Though not as fresh and exhilarating as its predecessor nor as concentrated and sleek as, say, any of the standalone Captain America movies, this second outing, again orchestrated by Joss Whedon, still has many good tricks up its sleeve. The titular villain of Ultron is a mighty cool creation. Conceived as a superior, bodiless consciousness able to teleport and resurrect itself in this interconnected digital age, its visual manifestation is tremendously done in a Genesis-like sequence sparkling with fluidity and immanent menace. As can be expected, the special effects are out of this world. Especially notable is the further enhanced sensation of flight achieved here, thanks in part to the sharp 3D imagery.
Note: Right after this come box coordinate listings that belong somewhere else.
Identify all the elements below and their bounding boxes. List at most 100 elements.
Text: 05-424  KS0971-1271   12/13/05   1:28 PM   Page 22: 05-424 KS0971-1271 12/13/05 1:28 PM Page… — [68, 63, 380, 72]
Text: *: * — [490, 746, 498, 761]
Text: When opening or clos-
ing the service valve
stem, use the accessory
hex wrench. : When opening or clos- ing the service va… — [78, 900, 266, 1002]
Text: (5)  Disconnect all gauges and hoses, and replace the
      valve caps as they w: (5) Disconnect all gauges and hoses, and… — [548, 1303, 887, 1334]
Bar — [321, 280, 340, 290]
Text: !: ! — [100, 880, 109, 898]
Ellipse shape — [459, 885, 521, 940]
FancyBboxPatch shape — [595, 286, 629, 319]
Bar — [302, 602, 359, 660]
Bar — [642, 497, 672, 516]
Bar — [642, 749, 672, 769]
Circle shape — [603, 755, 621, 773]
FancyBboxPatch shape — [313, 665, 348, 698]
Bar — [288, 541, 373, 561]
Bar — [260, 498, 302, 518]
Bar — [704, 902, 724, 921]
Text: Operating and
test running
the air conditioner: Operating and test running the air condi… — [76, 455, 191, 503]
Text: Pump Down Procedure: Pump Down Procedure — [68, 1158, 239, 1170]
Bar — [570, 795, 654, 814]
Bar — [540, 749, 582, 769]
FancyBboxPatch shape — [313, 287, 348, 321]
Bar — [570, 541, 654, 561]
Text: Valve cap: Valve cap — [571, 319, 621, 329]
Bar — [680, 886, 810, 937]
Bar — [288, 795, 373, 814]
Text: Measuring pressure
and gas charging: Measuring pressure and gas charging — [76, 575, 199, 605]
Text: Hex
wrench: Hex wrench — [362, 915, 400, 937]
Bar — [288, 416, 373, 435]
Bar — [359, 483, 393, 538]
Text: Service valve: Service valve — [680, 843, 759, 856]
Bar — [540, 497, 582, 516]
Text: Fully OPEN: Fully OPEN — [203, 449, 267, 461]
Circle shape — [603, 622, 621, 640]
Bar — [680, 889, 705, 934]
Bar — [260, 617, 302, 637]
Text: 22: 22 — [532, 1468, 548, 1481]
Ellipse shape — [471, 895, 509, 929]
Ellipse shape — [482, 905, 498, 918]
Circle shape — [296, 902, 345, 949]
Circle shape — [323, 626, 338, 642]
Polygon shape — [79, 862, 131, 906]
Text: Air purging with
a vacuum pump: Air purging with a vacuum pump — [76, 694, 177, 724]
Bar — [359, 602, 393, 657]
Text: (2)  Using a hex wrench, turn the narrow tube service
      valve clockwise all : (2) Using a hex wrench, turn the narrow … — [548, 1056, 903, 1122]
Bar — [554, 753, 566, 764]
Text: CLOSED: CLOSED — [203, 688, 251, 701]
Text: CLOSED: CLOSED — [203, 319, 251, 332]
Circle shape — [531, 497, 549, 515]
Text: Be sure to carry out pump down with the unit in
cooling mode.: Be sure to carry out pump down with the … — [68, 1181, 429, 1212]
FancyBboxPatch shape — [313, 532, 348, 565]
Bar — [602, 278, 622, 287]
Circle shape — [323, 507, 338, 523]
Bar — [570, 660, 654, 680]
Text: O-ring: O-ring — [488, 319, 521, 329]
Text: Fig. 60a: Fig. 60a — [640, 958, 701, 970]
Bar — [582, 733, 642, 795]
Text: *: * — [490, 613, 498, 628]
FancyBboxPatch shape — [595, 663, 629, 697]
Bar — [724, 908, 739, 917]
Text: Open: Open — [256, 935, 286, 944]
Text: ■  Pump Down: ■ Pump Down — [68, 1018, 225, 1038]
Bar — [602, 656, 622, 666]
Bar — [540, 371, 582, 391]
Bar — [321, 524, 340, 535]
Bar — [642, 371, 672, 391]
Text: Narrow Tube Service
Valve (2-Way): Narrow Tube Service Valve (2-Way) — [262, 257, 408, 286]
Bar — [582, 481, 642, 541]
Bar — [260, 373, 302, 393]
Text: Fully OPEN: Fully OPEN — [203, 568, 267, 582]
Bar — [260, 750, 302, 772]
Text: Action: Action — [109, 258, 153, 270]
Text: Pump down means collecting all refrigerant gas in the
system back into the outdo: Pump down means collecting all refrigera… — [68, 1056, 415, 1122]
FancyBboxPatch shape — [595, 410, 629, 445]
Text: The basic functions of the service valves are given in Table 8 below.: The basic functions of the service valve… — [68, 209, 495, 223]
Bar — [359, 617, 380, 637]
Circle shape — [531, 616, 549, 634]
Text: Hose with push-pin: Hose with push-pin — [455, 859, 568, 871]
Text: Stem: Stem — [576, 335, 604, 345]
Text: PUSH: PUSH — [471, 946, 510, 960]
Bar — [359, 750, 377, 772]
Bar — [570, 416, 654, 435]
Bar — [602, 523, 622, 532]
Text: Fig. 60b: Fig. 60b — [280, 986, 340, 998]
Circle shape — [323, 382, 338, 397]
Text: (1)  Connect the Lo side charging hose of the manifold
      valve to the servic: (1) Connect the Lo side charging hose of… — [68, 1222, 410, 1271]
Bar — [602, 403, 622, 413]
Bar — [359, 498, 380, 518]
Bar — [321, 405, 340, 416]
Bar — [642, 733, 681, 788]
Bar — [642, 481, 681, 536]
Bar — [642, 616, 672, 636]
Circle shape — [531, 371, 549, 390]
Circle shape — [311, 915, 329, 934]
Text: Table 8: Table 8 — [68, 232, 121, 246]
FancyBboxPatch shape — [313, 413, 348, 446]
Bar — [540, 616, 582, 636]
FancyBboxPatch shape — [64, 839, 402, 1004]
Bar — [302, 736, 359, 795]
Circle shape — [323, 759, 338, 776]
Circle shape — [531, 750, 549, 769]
But even more impressive is how much it's still done practically. Sets, robots and machinery actually built to be destroyed place you in an alternate reality the way no computer generated illusion can and the sheer size of this production is astonishing. Finally, what makes a project like this endearing even at its silliest and most overblown is its helmer's intimate knowledge of and absolute devotion to the material. And this Whedon has in spades. A scene towards the end shows the Avengers congregated in a circle fending off evil troopers attacking from all sides. An excessive stunt for sure, but it brings the comic book pages to life in such an explosion of vigorous, unadulterated geekdom it'll send fans straight to heaven and more than amuse the rest.